Et l’électrification rurale, avez vous des projets d’énergie solaire devant satisfaire les besoins  des populations dans ces  zones ?
Pour développer les énergies solaires dans ces endroits, il va falloir que cette énergie soit subventionnée sinon elle ne sera pas à la portée de la population. C’est vrai qu’aujourd’hui le ministère à travers l’AGER (l’Agence Guinéenne de l’Électrification Rurale) est en train de développer ce genre de sources à travers le pays. Dans notre conception actuelle les parties habitées par la population rurale qui ne bénéficieront pas de cette énergie, nous allons développer les sources mixtes solaires thermiques. Vous n’êtes pas sans savoir que le soleil est une énergie intermittente, elle ne donne de l’énergie que la journée et la population rurale en a besoin la nuit. C’est là où il y a les informels qu’on peut développer cette énergie rapidement. Mais pour satisfaire aux besoins de la population on va faire le mixte ; en couplage :  le photovoltaïque la journée et une fois à l’arrêt le soir, on démarre le groupe thermique pour satisfaire les besoins de la population. Mieux si la centrale solaire est à proximité d’un fleuve ou d’une rivière, il s’agira de développer un micro barrage hydraulique puisque l’hydraulique aussi est intermittent, il fonctionne tant qu’il y a l’eau. S’il n’y a pas l’eau, il ne fonctionne pas ainsi pour économiser la quantité d’eau qu’on retient, on fait fonctionner le solaire la journée et la centrale hydraulique la nuit.

Quel message avez-vous pour une bonne utilisation de l’électricité ?
Si on ne contrôle pas la consommation, on ne s’en sortira pas. C’est pourquoi dans la campagne que nous venons de faire avec la population. J’ai travaillé personnellement sur ces différentes catégories d’appareils, les appareils à basses, moyennes et hautes consommations. Je les ai catégorisées pour chaque type de consommateur. Cela permettra à chaque client de contrôler sa consommation. Il s’agit de choisir les bons appareils à basse consommation. Et nous allons élargir cette explication à la population très prochainement.

Un mot pour finir ?
Je vous remercie pour l’opportunité que vous m’avez donnée ce matin pour donner des explications à la population, afin de comprendre ce que nous vivons.
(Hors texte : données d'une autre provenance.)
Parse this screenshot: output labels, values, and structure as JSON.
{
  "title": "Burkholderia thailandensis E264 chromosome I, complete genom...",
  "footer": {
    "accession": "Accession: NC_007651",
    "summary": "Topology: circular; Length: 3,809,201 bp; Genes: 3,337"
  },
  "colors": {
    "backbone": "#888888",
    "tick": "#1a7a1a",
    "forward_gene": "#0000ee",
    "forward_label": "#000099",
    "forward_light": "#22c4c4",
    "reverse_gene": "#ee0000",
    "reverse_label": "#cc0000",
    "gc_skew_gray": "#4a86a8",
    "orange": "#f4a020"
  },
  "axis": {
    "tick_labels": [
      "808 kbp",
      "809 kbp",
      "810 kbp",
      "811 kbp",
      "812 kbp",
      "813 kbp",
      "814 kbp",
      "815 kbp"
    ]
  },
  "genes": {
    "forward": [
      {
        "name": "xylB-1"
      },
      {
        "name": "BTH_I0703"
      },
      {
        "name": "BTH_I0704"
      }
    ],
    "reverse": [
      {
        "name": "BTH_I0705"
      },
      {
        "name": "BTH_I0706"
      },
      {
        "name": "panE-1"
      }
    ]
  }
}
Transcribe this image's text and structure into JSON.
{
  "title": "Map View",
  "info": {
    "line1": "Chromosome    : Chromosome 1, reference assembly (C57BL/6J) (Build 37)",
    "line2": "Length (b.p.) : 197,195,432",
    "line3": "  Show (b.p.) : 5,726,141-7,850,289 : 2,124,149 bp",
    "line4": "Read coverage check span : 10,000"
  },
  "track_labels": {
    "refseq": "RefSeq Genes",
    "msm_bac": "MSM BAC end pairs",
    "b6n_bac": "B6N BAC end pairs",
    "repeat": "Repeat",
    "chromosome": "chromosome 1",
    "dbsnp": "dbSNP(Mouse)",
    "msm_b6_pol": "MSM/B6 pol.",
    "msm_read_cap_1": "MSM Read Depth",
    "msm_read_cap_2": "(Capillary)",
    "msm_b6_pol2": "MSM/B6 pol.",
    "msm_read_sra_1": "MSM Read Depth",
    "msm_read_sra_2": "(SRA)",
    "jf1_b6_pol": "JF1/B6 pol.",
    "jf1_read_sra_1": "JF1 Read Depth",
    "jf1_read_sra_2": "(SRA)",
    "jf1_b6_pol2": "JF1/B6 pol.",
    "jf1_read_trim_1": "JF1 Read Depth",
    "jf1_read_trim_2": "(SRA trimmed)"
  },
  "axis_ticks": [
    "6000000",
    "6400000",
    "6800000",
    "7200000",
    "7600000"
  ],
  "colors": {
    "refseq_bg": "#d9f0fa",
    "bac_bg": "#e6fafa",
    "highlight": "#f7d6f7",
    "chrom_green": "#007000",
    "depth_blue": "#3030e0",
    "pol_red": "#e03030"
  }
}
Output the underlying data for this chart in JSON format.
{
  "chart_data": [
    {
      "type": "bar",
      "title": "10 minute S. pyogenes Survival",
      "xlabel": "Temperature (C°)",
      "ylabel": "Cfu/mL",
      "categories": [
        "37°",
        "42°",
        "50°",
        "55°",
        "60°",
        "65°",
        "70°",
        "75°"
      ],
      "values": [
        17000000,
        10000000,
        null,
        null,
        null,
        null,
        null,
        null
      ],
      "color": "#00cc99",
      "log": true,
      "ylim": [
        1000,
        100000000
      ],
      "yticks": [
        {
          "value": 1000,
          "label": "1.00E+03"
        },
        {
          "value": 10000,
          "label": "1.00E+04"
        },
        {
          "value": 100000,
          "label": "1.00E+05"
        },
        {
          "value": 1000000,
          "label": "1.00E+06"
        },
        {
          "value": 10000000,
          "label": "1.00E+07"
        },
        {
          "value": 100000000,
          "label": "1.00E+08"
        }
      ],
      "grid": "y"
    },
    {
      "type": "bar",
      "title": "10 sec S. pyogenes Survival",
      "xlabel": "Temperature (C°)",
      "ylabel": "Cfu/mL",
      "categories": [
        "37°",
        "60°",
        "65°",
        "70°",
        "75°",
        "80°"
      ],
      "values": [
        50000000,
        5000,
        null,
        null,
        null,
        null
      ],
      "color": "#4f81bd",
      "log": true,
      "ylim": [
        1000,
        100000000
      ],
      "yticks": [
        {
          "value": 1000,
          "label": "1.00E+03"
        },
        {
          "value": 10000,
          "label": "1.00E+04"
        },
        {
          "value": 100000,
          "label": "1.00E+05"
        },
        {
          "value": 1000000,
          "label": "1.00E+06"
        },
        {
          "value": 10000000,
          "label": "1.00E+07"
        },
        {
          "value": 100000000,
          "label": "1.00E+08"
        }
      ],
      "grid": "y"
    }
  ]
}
Je ne saurais terminer sans remercier ceux qui ont eu confiance en nous pour nous porter la charge de la gestion de cette entreprise à un moment très critique de notre histoire. Parce que nous gérons aujourd’hui quelque que chose dont tout le monde a besoin. Le courant électrique n’est plus un luxe, mais une nécessité. Je veux parler du gouvernement du CNRD à sa tête son Excellence, le Président de la république, le colonel Mamadi Doumbouya.